The following example, illustrates how to generate the Skew anomaly report then visualize it.
tfdv.get_feature(schema, 'X5').skew_comparator.infinity_norm.threshold = 0.01
skew_anomalies = tfdv.validate_statistics(
statistics=dataset1_stats,
schema=schema,
serving_statistics=dataset2_stats)
skew_anomalies
After generating the Skew anomaly report, we can visualize it using display_anomalies
tfdv.display_anomalies(skew_anomalies)
Feature name | Anomaly short description | Anomaly long description |
---|---|---|
‘X5’ | High Linfty distance between training and serving | The Linfty distance between training and serving is 0.1648 (up to six significant digits), above the threshold 0.01. The feature value with maximum difference is: D |
Comparing Datasets for Drift
TFDV also provides a drift_comparator
for comparing the statistics of two datasets (e.g. collected at different months).
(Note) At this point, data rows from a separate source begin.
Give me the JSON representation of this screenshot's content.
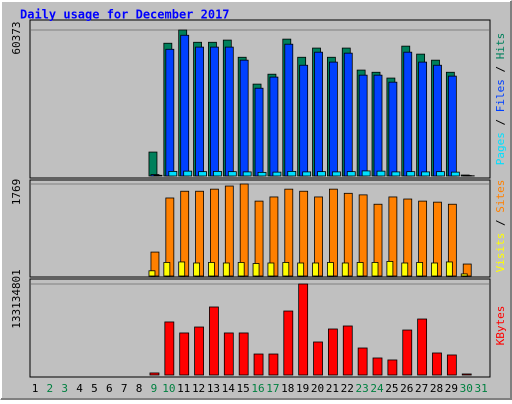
{
  "chart_data": [
    {
      "type": "bar",
      "title": "Daily usage for December 2017",
      "legend_separator": " / ",
      "ylim": [
        0,
        60373
      ],
      "yticks": [
        60373
      ],
      "series": [
        {
          "name": "Hits",
          "color": "#00805c",
          "values": [
            0,
            0,
            0,
            0,
            0,
            0,
            0,
            0,
            9900,
            54900,
            60373,
            55300,
            55300,
            56200,
            49100,
            38000,
            42100,
            56600,
            49100,
            52900,
            49100,
            52900,
            43800,
            42900,
            40500,
            53700,
            50400,
            47900,
            42900,
            400,
            0
          ]
        },
        {
          "name": "Files",
          "color": "#0040ff",
          "values": [
            0,
            0,
            0,
            0,
            0,
            0,
            0,
            0,
            600,
            52400,
            58200,
            53300,
            53300,
            53300,
            47900,
            36300,
            40900,
            54500,
            45800,
            51200,
            47100,
            50800,
            41700,
            41700,
            38800,
            51200,
            47100,
            45800,
            41300,
            200,
            0
          ]
        },
        {
          "name": "Pages",
          "color": "#00e0ff",
          "values": [
            0,
            0,
            0,
            0,
            0,
            0,
            0,
            0,
            300,
            1900,
            2000,
            1800,
            1900,
            1800,
            1700,
            1500,
            1600,
            1900,
            1700,
            1800,
            1700,
            1800,
            2100,
            2000,
            1700,
            1800,
            1700,
            1800,
            1600,
            100,
            0
          ]
        }
      ]
    },
    {
      "type": "bar",
      "legend_separator": " / ",
      "ylim": [
        0,
        1769
      ],
      "yticks": [
        1769
      ],
      "series": [
        {
          "name": "Sites",
          "color": "#ff8000",
          "values": [
            0,
            0,
            0,
            0,
            0,
            0,
            0,
            0,
            460,
            1500,
            1630,
            1630,
            1670,
            1730,
            1769,
            1440,
            1520,
            1670,
            1630,
            1520,
            1670,
            1590,
            1560,
            1380,
            1520,
            1480,
            1440,
            1420,
            1380,
            230,
            0
          ]
        },
        {
          "name": "Visits",
          "color": "#ffff00",
          "values": [
            0,
            0,
            0,
            0,
            0,
            0,
            0,
            0,
            100,
            260,
            270,
            250,
            260,
            250,
            260,
            240,
            250,
            260,
            250,
            250,
            260,
            250,
            260,
            260,
            280,
            250,
            260,
            250,
            270,
            40,
            0
          ]
        }
      ]
    },
    {
      "type": "bar",
      "ylim": [
        0,
        133134801
      ],
      "yticks": [
        133134801
      ],
      "categories": [
        "1",
        "2",
        "3",
        "4",
        "5",
        "6",
        "7",
        "8",
        "9",
        "10",
        "11",
        "12",
        "13",
        "14",
        "15",
        "16",
        "17",
        "18",
        "19",
        "20",
        "21",
        "22",
        "23",
        "24",
        "25",
        "26",
        "27",
        "28",
        "29",
        "30",
        "31"
      ],
      "category_colors": [
        "#000000",
        "#008040",
        "#008040",
        "#000000",
        "#000000",
        "#000000",
        "#000000",
        "#000000",
        "#008040",
        "#008040",
        "#000000",
        "#000000",
        "#000000",
        "#000000",
        "#000000",
        "#008040",
        "#008040",
        "#000000",
        "#000000",
        "#000000",
        "#000000",
        "#000000",
        "#008040",
        "#008040",
        "#000000",
        "#000000",
        "#000000",
        "#000000",
        "#000000",
        "#008040",
        "#008040"
      ],
      "series": [
        {
          "name": "KBytes",
          "color": "#ff0000",
          "values": [
            0,
            0,
            0,
            0,
            0,
            0,
            0,
            0,
            3000000,
            77600000,
            61500000,
            70200000,
            99500000,
            61500000,
            61500000,
            30700000,
            30700000,
            93600000,
            133134801,
            48300000,
            67300000,
            71700000,
            39500000,
            24900000,
            22000000,
            65800000,
            81900000,
            32200000,
            29300000,
            1500000,
            0
          ]
        }
      ]
    }
  ]
}
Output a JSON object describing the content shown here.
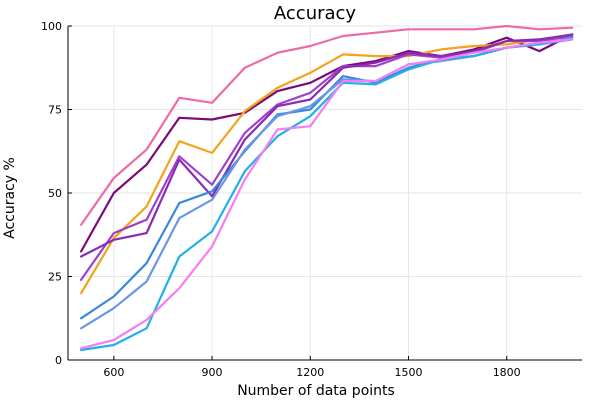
{
  "chart_data": {
    "type": "line",
    "title": "Accuracy",
    "xlabel": "Number of data points",
    "ylabel": "Accuracy %",
    "xlim": [
      460,
      2030
    ],
    "ylim": [
      0,
      100
    ],
    "xticks": [
      600,
      900,
      1200,
      1500,
      1800
    ],
    "yticks": [
      0,
      25,
      50,
      75,
      100
    ],
    "grid": true,
    "x": [
      500,
      600,
      700,
      800,
      900,
      1000,
      1100,
      1200,
      1300,
      1400,
      1500,
      1600,
      1700,
      1800,
      1900,
      2000
    ],
    "series": [
      {
        "color": "#ee6aa7",
        "values": [
          40.5,
          54.5,
          63,
          78.5,
          77,
          87.5,
          92,
          94,
          97,
          98,
          99,
          99,
          99,
          100,
          99,
          99.5
        ]
      },
      {
        "color": "#7a0a78",
        "values": [
          32.5,
          50,
          58.5,
          72.5,
          72,
          74,
          80.5,
          83,
          88,
          89.5,
          92.5,
          91,
          93,
          96.5,
          92.5,
          97.5
        ]
      },
      {
        "color": "#f2a41a",
        "values": [
          20,
          36.5,
          46,
          65.5,
          62,
          74.5,
          81.5,
          86,
          91.5,
          91,
          91,
          93,
          94,
          94.5,
          96,
          97
        ]
      },
      {
        "color": "#a040c8",
        "values": [
          24,
          38,
          42,
          61,
          52.5,
          68,
          76.5,
          80,
          88,
          88,
          91.5,
          90.5,
          92,
          95.5,
          95.5,
          97
        ]
      },
      {
        "color": "#8a2ab4",
        "values": [
          31,
          36,
          38,
          60,
          49,
          66,
          76,
          78,
          87.5,
          89,
          92,
          91,
          92.5,
          95.5,
          96,
          97.5
        ]
      },
      {
        "color": "#3a86de",
        "values": [
          12.5,
          19,
          29,
          47,
          50.5,
          62.5,
          73.5,
          75,
          85,
          83,
          87.5,
          90,
          91,
          93.5,
          95,
          96
        ]
      },
      {
        "color": "#6a96e6",
        "values": [
          9.5,
          15.5,
          23.5,
          42.5,
          48,
          63,
          73,
          76,
          84,
          83.5,
          88.5,
          89.5,
          91,
          93.5,
          94.5,
          96
        ]
      },
      {
        "color": "#22b0ea",
        "values": [
          3,
          4.5,
          9.5,
          31,
          38.5,
          56.5,
          67,
          73,
          83,
          82.5,
          87,
          90,
          91,
          93.5,
          94.5,
          96.5
        ]
      },
      {
        "color": "#f47ef2",
        "values": [
          3.5,
          6,
          12,
          21.5,
          34,
          54,
          69,
          70,
          83.5,
          83.5,
          88.5,
          90,
          92,
          93.5,
          95,
          96
        ]
      }
    ]
  }
}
To use the drift_comparator
as illustrated in the following snippet, simply pick a feature to analyze and use validate_statistics
by supplying a baseline (e.g., last month dataset) and a comparison dataset (e.g., this month dataset).
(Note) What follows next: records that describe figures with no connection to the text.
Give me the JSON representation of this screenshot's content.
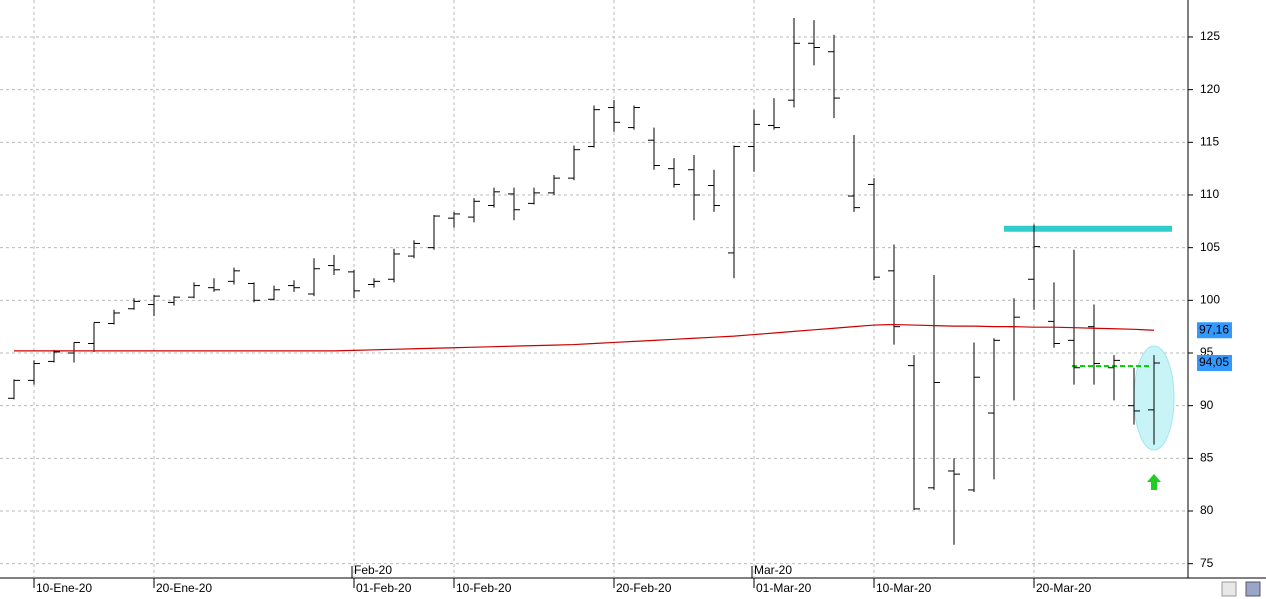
{
  "chart_data": {
    "type": "ohlc",
    "categories": [
      null,
      "10-Ene-20",
      null,
      null,
      null,
      null,
      null,
      "20-Ene-20",
      null,
      null,
      null,
      null,
      null,
      null,
      null,
      null,
      null,
      "01-Feb-20",
      null,
      null,
      null,
      null,
      "10-Feb-20",
      null,
      null,
      null,
      null,
      null,
      null,
      null,
      "20-Feb-20",
      null,
      null,
      null,
      null,
      null,
      null,
      "01-Mar-20",
      null,
      null,
      null,
      null,
      null,
      "10-Mar-20",
      null,
      null,
      null,
      null,
      null,
      null,
      null,
      "20-Mar-20",
      null,
      null,
      null,
      null,
      null,
      null
    ],
    "month_categories": [
      null,
      null,
      null,
      null,
      null,
      null,
      null,
      null,
      null,
      null,
      null,
      null,
      null,
      null,
      null,
      null,
      null,
      "Feb-20",
      null,
      null,
      null,
      null,
      null,
      null,
      null,
      null,
      null,
      null,
      null,
      null,
      null,
      null,
      null,
      null,
      null,
      null,
      null,
      "Mar-20",
      null,
      null,
      null,
      null,
      null,
      null,
      null,
      null,
      null,
      null,
      null,
      null,
      null,
      null,
      null,
      null,
      null,
      null,
      null,
      null
    ],
    "ohlc": {
      "color": "#000000",
      "open": [
        90.7,
        92.4,
        94.2,
        95.0,
        95.9,
        97.8,
        99.2,
        99.6,
        99.8,
        100.3,
        101.2,
        101.8,
        101.6,
        100.1,
        101.4,
        100.6,
        103.3,
        102.7,
        101.5,
        102.0,
        104.2,
        105.0,
        107.8,
        107.9,
        109.0,
        110.1,
        109.2,
        110.2,
        111.6,
        114.6,
        118.3,
        116.4,
        115.2,
        112.5,
        112.4,
        110.9,
        104.5,
        114.6,
        116.6,
        119.0,
        124.4,
        123.6,
        109.9,
        111.0,
        102.8,
        93.8,
        82.2,
        83.8,
        82.0,
        89.3,
        97.5,
        102.0,
        98.0,
        96.2,
        97.5,
        93.6,
        90.0,
        89.6
      ],
      "high": [
        92.5,
        94.3,
        95.3,
        96.0,
        97.9,
        99.1,
        100.2,
        100.5,
        100.4,
        101.7,
        102.1,
        103.1,
        101.7,
        101.4,
        101.9,
        104.0,
        104.3,
        102.9,
        102.1,
        104.9,
        105.7,
        108.1,
        108.4,
        109.7,
        110.7,
        110.7,
        110.7,
        111.9,
        114.7,
        118.5,
        119.0,
        118.5,
        116.4,
        113.5,
        113.8,
        112.4,
        114.7,
        118.1,
        119.2,
        126.8,
        126.6,
        125.2,
        115.7,
        111.6,
        105.3,
        94.8,
        102.4,
        85.0,
        96.0,
        96.4,
        100.2,
        107.2,
        101.7,
        104.8,
        99.6,
        94.8,
        93.6,
        94.8
      ],
      "low": [
        90.6,
        92.0,
        94.1,
        94.1,
        95.1,
        97.7,
        99.1,
        98.5,
        99.5,
        100.2,
        100.8,
        101.5,
        99.8,
        100.0,
        100.8,
        100.4,
        102.4,
        100.2,
        101.2,
        101.7,
        104.0,
        104.8,
        106.9,
        107.4,
        108.8,
        107.6,
        109.1,
        110.0,
        111.4,
        114.5,
        116.0,
        116.2,
        112.4,
        110.7,
        107.6,
        108.4,
        102.1,
        112.2,
        116.2,
        118.3,
        122.3,
        117.3,
        108.4,
        101.9,
        95.8,
        80.1,
        82.0,
        76.8,
        81.8,
        83.0,
        90.5,
        99.1,
        95.5,
        92.0,
        92.0,
        90.5,
        88.2,
        86.3
      ],
      "close": [
        92.4,
        94.0,
        95.1,
        96.0,
        97.9,
        98.8,
        99.9,
        100.4,
        100.3,
        101.4,
        101.0,
        102.8,
        100.0,
        101.0,
        101.2,
        103.0,
        102.9,
        100.9,
        101.8,
        104.4,
        105.4,
        108.0,
        108.2,
        109.4,
        110.3,
        108.6,
        110.2,
        111.6,
        114.3,
        118.1,
        116.9,
        118.3,
        112.8,
        111.0,
        110.0,
        109.0,
        114.6,
        116.7,
        116.4,
        124.4,
        124.0,
        119.2,
        108.8,
        102.2,
        97.5,
        80.2,
        92.2,
        83.5,
        92.7,
        96.2,
        98.4,
        105.1,
        95.9,
        93.6,
        94.0,
        94.3,
        89.5,
        94.05
      ]
    },
    "ma": {
      "color": "#cc0000",
      "values": [
        95.2,
        95.2,
        95.2,
        95.2,
        95.2,
        95.2,
        95.2,
        95.2,
        95.2,
        95.2,
        95.2,
        95.2,
        95.2,
        95.2,
        95.2,
        95.2,
        95.2,
        95.25,
        95.3,
        95.35,
        95.4,
        95.45,
        95.5,
        95.55,
        95.6,
        95.65,
        95.7,
        95.75,
        95.8,
        95.9,
        96.0,
        96.1,
        96.2,
        96.3,
        96.4,
        96.5,
        96.6,
        96.75,
        96.9,
        97.05,
        97.2,
        97.35,
        97.5,
        97.65,
        97.7,
        97.65,
        97.6,
        97.55,
        97.55,
        97.5,
        97.5,
        97.45,
        97.45,
        97.4,
        97.35,
        97.3,
        97.25,
        97.16
      ]
    },
    "markers": [
      {
        "value": 97.16,
        "label": "97,16",
        "color": "#3399ff"
      },
      {
        "value": 94.05,
        "label": "94,05",
        "color": "#3399ff"
      }
    ],
    "hlines": [
      {
        "value": 106.8,
        "color": "#33cccc"
      },
      {
        "value": 93.75,
        "color": "#00cc00"
      }
    ],
    "ylim": [
      73.64,
      128.51
    ],
    "yticks": [
      75,
      80,
      85,
      90,
      95,
      100,
      105,
      110,
      115,
      120,
      125
    ],
    "grid": true
  }
}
tfdv.get_feature(schema, 'X3').drift_comparator.infinity_norm.threshold = 0.01
drift_anomalies = tfdv.validate_statistics(
statistics = dataset2_stats,
schema = schema,
previous_statistics = dataset1_stats)
drift_anomalies
After generating the Drift anomaly report, we can visualize it using display_anomalies
tfdv.display_anomalies(skew_anomalies)
Feature name | Anomaly short description | Anomaly long description |
---|---|---|
‘X5’ | High Linfty distance between training and serving | The Linfty distance between training and serving is 0.1648 (up to six significant digits), above the threshold 0.01. The feature value with maximum difference is: D |
Using TFDV with TFX
In the previous sections, we have seen how to use TFDV for exploring and validation datasets as a standalone tool. This is very handy for manual inspection of the data, but this can also be automated in TFX using the following components:
Generating statistics with StatisticsGen
For generating statistics, TFX provides the pipeline component StatisticsGen
. This component accepts as input the output from the pipeline component ExampleGen
components as input. It can be used as follows:
from tfx.components import StatisticsGen
statistics_gen = StatisticsGen(
examples=example_gen.outputs['examples'])
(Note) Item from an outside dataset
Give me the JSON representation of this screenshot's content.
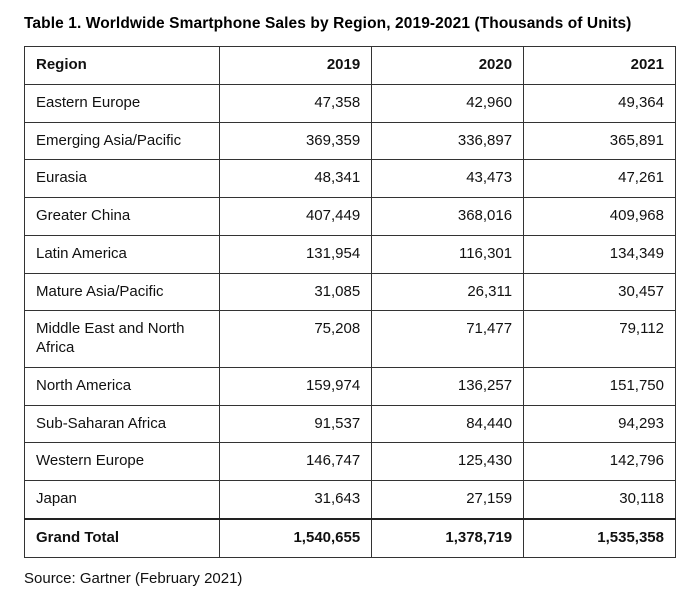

context.run(statistics_gen)
When TFX pipeline is run in an interactive context, we can visualize the output statistics using Facets as follows:
context.show(statistics_gen.outputs['statistics'])
Generating Schema with SchemaGen
For generating schema for our data, TFX provides the SchemaGen
component which takes as input the previously generting statistics by StatisticsGen
.
from tfx.components import SchemaGen
schema_gen = SchemaGen(
statistics=statistics_gen.outputs['statistics'],
infer_feature_shape=True)
context.run(schema_gen)
Note: if a schema already exists in the metadata store, the SchemaGen will not generate a new one and in case it has to be updated (e.g. due to the presence of a new feature) you may have to update it manually as explained earlier.
Validating examples with ExampleValidator
For validating examples from a new datasets, TFX provides the ExampleValidator
component which takes as input the output of the two previous component, i.e. the schema and statistics.
from tfx.components import ExampleValidator
example_validator = ExampleValidator(
statistics=statistics_gen.outputs['statistics'],
schema=schema_gen.outputs['schema'])
context.run(example_validator)
Note: in case of any anomalies detected by the ExampleValidator
component (i.e. mismatches in statistics or schema) it will set the status of the pipeline in the metadata store to failed, which will eventually stop it. Otherwise, the pipeline will proceed, for instance to the data preprocessing step.